This is from Making Communicative Language Teaching Happen
p. 119-120
“More recently, Schmidt has questioned the utility of mechanical drilling and practice based on his review of possible psychological mechanisms underlying the development of fluency. After reviewing five major models of skill development from the field of cognitive psychology, Schmidt concludes that there is no theoretica support for the belief that fluency is simply a matter of increasingly skillful application of rules: learning a rule and then practicing it until it becomes automatic.

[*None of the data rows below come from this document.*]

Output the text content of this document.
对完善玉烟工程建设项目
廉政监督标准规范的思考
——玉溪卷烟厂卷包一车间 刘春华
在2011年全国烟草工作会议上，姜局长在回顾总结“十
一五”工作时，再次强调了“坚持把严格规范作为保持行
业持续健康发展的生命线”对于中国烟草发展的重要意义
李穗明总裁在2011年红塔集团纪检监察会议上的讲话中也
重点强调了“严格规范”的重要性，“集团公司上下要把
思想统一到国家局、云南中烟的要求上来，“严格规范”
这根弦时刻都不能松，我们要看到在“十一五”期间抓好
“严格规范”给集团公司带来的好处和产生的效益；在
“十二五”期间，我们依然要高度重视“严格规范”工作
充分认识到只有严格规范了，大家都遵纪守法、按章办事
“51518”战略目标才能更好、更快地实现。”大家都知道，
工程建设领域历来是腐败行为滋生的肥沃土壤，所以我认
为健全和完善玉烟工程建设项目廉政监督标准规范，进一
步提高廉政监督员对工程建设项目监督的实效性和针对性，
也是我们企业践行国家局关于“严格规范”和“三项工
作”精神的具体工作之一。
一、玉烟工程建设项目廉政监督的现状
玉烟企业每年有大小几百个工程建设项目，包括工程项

’As commonly practices, the technique of pattern practice rests on the assumption that short training sessions with a small number of examplare, each of which is typically practiced once, will lead to fluecy based on automatic rule application. The theories reviewed in the paper suggest that unless such practice is very extensive (introducing the boredom factor), neither the specific examples practiced nor the general rule will be availbale subsequently for fluent use. (Schmidt 1992, p. 381)’ ”
p. 125
“Paradigms, it should be noted, are abstractions and generalizations. They are tools to organize information and present data, but they do not correspond to the way knowledge is structured in the brain. What is esp important is that paradigms represent neither the way morphological forms are qcquired nor the order in which they are acquired. As argued by a number of linguists and psycholinguists (see, for example, Bybee 1991), paradigms do not exist in the native speakers’ heads unless put there by teachers or books. The child who enters elementary school in Argentina is perfectly capable of using most verb forms in Spanish and does not have a grid in her head explicitly marked with categories such as “singular/plural” and “first/second/third person.” That child already pssesses a complex network of form-meaning connections in which the form pienso (I think) is connected not only to the concept of “present tense” but also to pense (preterite tense, “I thought”), pensamiento (the noun, “thought”) and so on.”

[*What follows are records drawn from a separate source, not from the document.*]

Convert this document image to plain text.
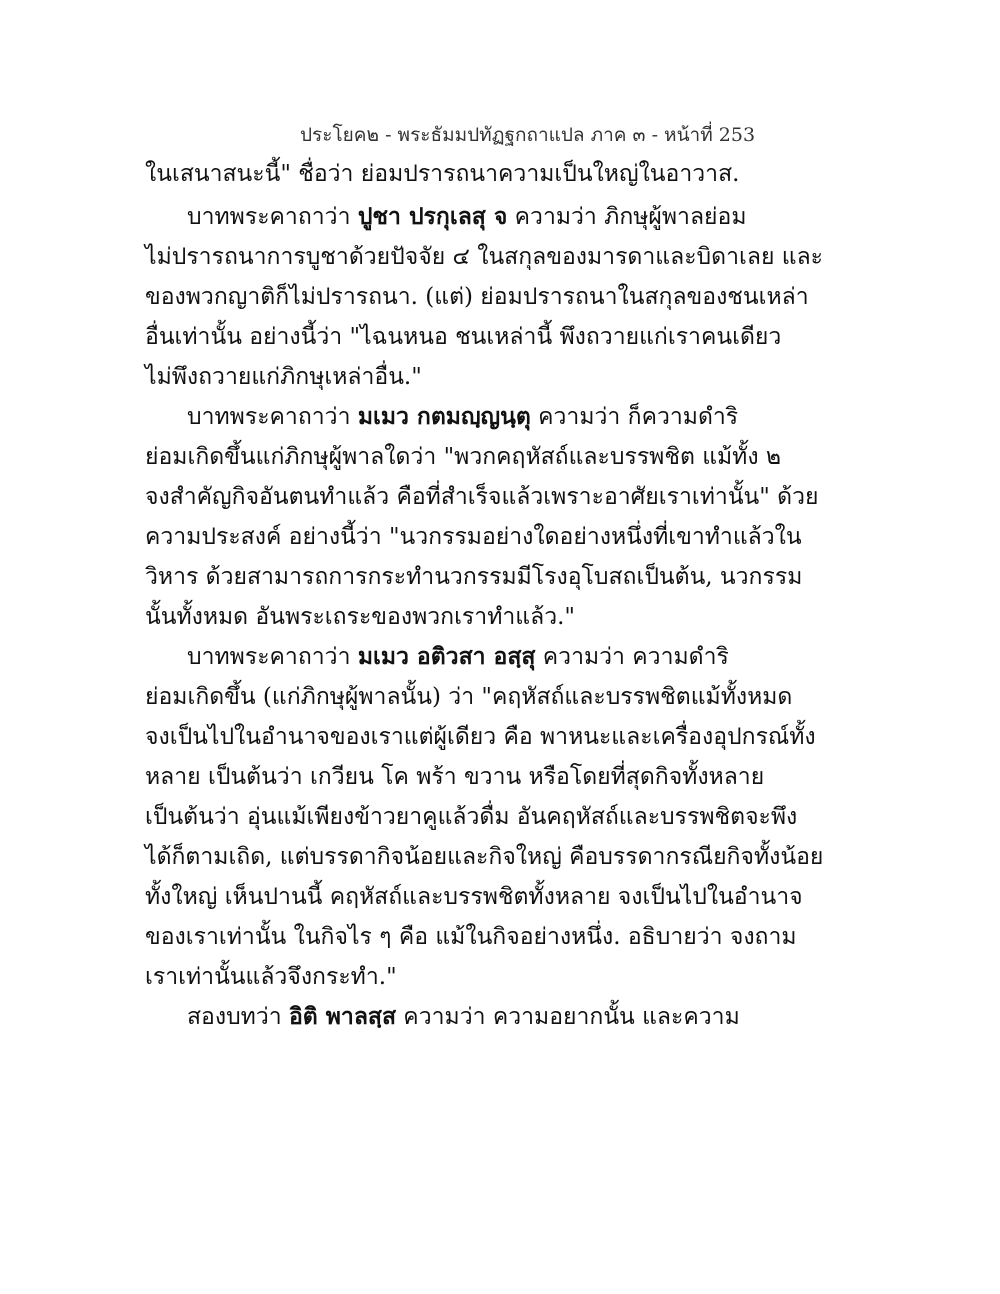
ประโยค๒ - พระธัมมปทัฏฐกถาแปล ภาค ๓ - หน้าที่ 253
ในเสนาสนะนี้" ชื่อว่า ย่อมปรารถนาความเป็นใหญ่ในอาวาส.
บาทพระคาถาว่า ปูชา ปรกุเลสุ จ ความว่า ภิกษุผู้พาลย่อม
ไม่ปรารถนาการบูชาด้วยปัจจัย ๔ ในสกุลของมารดาและบิดาเลย และ
ของพวกญาติก็ไม่ปรารถนา. (แต่) ย่อมปรารถนาในสกุลของชนเหล่า
อื่นเท่านั้น อย่างนี้ว่า "ไฉนหนอ ชนเหล่านี้ พึงถวายแก่เราคนเดียว
ไม่พึงถวายแก่ภิกษุเหล่าอื่น."
บาทพระคาถาว่า มเมว กตมญฺญนฺตุ ความว่า ก็ความดำริ
ย่อมเกิดขึ้นแก่ภิกษุผู้พาลใดว่า "พวกคฤหัสถ์และบรรพชิต แม้ทั้ง ๒
จงสำคัญกิจอันตนทำแล้ว คือที่สำเร็จแล้วเพราะอาศัยเราเท่านั้น" ด้วย
ความประสงค์ อย่างนี้ว่า "นวกรรมอย่างใดอย่างหนึ่งที่เขาทำแล้วใน
วิหาร ด้วยสามารถการกระทำนวกรรมมีโรงอุโบสถเป็นต้น, นวกรรม
นั้นทั้งหมด อันพระเถระของพวกเราทำแล้ว."
บาทพระคาถาว่า มเมว อติวสา อสฺสุ ความว่า ความดำริ
ย่อมเกิดขึ้น (แก่ภิกษุผู้พาลนั้น) ว่า "คฤหัสถ์และบรรพชิตแม้ทั้งหมด
จงเป็นไปในอำนาจของเราแต่ผู้เดียว คือ พาหนะและเครื่องอุปกรณ์ทั้ง
หลาย เป็นต้นว่า เกวียน โค พร้า ขวาน หรือโดยที่สุดกิจทั้งหลาย
เป็นต้นว่า อุ่นแม้เพียงข้าวยาคูแล้วดื่ม อันคฤหัสถ์และบรรพชิตจะพึง
ได้ก็ตามเถิด, แต่บรรดากิจน้อยและกิจใหญ่ คือบรรดากรณียกิจทั้งน้อย
ทั้งใหญ่ เห็นปานนี้ คฤหัสถ์และบรรพชิตทั้งหลาย จงเป็นไปในอำนาจ
ของเราเท่านั้น ในกิจไร ๆ คือ แม้ในกิจอย่างหนึ่ง. อธิบายว่า จงถาม
เราเท่านั้นแล้วจึงกระทำ."
สองบทว่า อิติ พาลสฺส ความว่า ความอยากนั้น และความ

I believe this summarizes the reason paradigm memorization does not result in fluency or proficiency. Later, the authors go on to say that at some point, these paradigms might be offered as a way of showing the big picture to those who would like that. But the very fact that native speakers cannot produce such a “big picture” unless they’ve received extensive schooling in traditional grammar indicates that one does not need such a big picture to be proficient in the language.
This also expands on my frequent use in posts of the word ’abstract’ in referring to grammar explanations. It is not that they are abstract in and of itself but that learners cannot make use of such abstractions in the early phases of acquiring L2.

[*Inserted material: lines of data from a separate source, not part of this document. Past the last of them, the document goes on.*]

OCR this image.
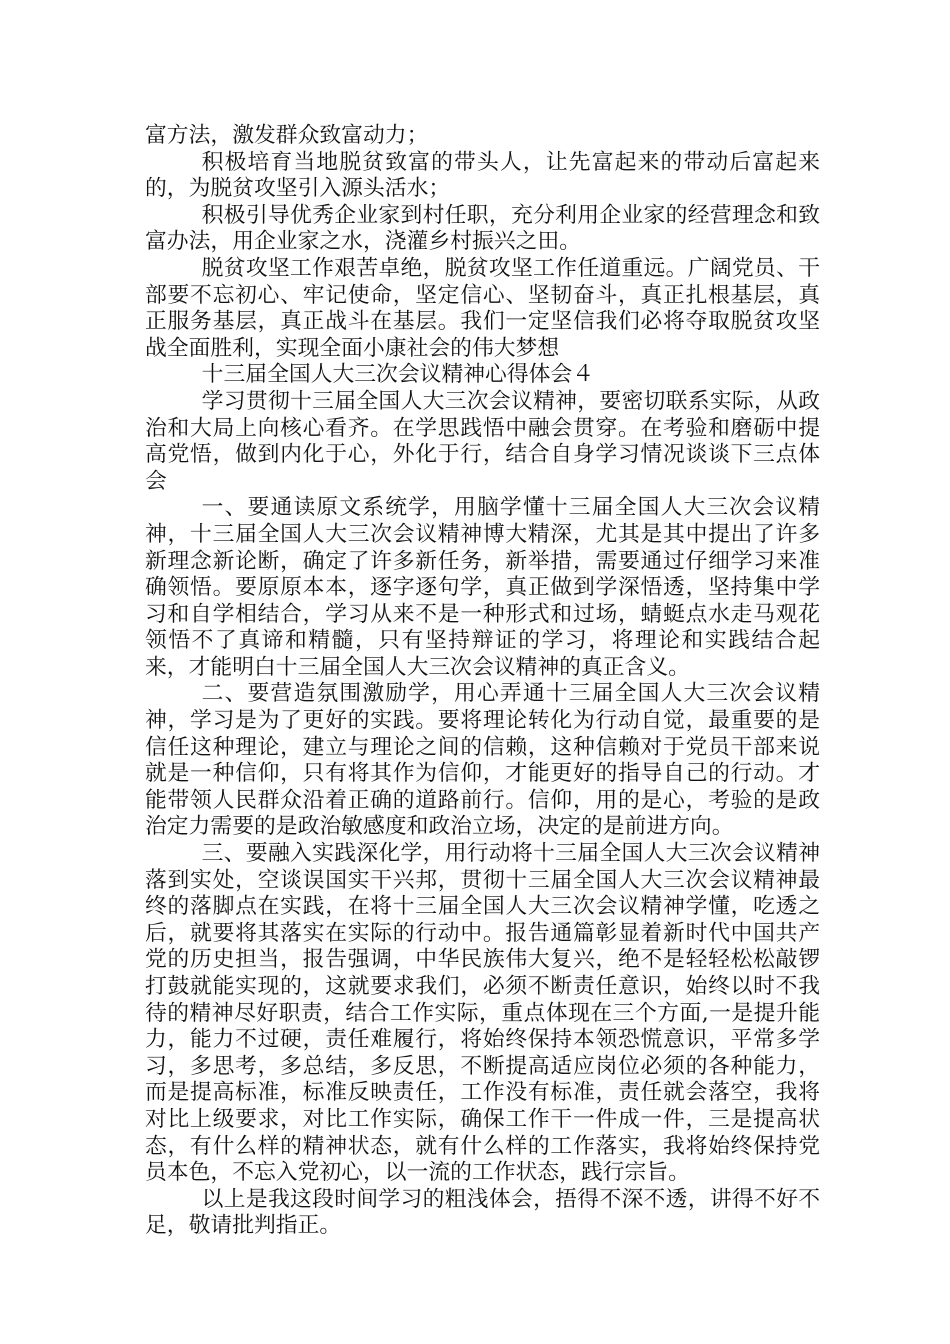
富方法，激发群众致富动力；

积极培育当地脱贫致富的带头人，让先富起来的带动后富起来的，为脱贫攻坚引入源头活水；

积极引导优秀企业家到村任职，充分利用企业家的经营理念和致富办法，用企业家之水，浇灌乡村振兴之田。

脱贫攻坚工作艰苦卓绝，脱贫攻坚工作任道重远。广阔党员、干部要不忘初心、牢记使命，坚定信心、坚韧奋斗，真正扎根基层，真正服务基层，真正战斗在基层。我们一定坚信我们必将夺取脱贫攻坚战全面胜利，实现全面小康社会的伟大梦想

十三届全国人大三次会议精神心得体会４

学习贯彻十三届全国人大三次会议精神，要密切联系实际，从政治和大局上向核心看齐。在学思践悟中融会贯穿。在考验和磨砺中提高党悟，做到内化于心，外化于行，结合自身学习情况谈谈下三点体会

一、要通读原文系统学，用脑学懂十三届全国人大三次会议精神，十三届全国人大三次会议精神博大精深，尤其是其中提出了许多新理念新论断，确定了许多新任务，新举措，需要通过仔细学习来准确领悟。要原原本本，逐字逐句学，真正做到学深悟透，坚持集中学习和自学相结合，学习从来不是一种形式和过场，蜻蜓点水走马观花领悟不了真谛和精髓，只有坚持辩证的学习，将理论和实践结合起来，才能明白十三届全国人大三次会议精神的真正含义。

二、要营造氛围激励学，用心弄通十三届全国人大三次会议精神，学习是为了更好的实践。要将理论转化为行动自觉，最重要的是信任这种理论，建立与理论之间的信赖，这种信赖对于党员干部来说就是一种信仰，只有将其作为信仰，才能更好的指导自己的行动。才能带领人民群众沿着正确的道路前行。信仰，用的是心，考验的是政治定力需要的是政治敏感度和政治立场，决定的是前进方向。

三、要融入实践深化学，用行动将十三届全国人大三次会议精神落到实处，空谈误国实干兴邦，贯彻十三届全国人大三次会议精神最终的落脚点在实践，在将十三届全国人大三次会议精神学懂，吃透之后，就要将其落实在实际的行动中。报告通篇彰显着新时代中国共产党的历史担当，报告强调，中华民族伟大复兴，绝不是轻轻松松敲锣打鼓就能实现的，这就要求我们，必须不断责任意识，始终以时不我待的精神尽好职责，结合工作实际，重点体现在三个方面,一是提升能力，能力不过硬，责任难履行，将始终保持本领恐慌意识，平常多学习，多思考，多总结，多反思，不断提高适应岗位必须的各种能力，而是提高标准，标准反映责任，工作没有标准，责任就会落空，我将对比上级要求，对比工作实际，确保工作干一件成一件，三是提高状态，有什么样的精神状态，就有什么样的工作落实，我将始终保持党员本色，不忘入党初心，以一流的工作状态，践行宗旨。

以上是我这段时间学习的粗浅体会，捂得不深不透，讲得不好不足，敬请批判指正。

I really hope that some of the people on the various Listservs I am on will read this blog entry and perhaps go so far as to read Lee & VanPatten or other basic books on linguistics. There are others who have read such works, incl Lee & VanPatten, who continue to defend explicit grammar instruction as a way of saving time, a kind of short cut, in crowded classrooms and crowded schedules where fl teachers must compete with math teachers who assign 400 problems a night. But this quote above, I think, shows that presenting paradigms in early stages do not, in fact, save time, but only serve to convince students that learning a fl is “just not for me”.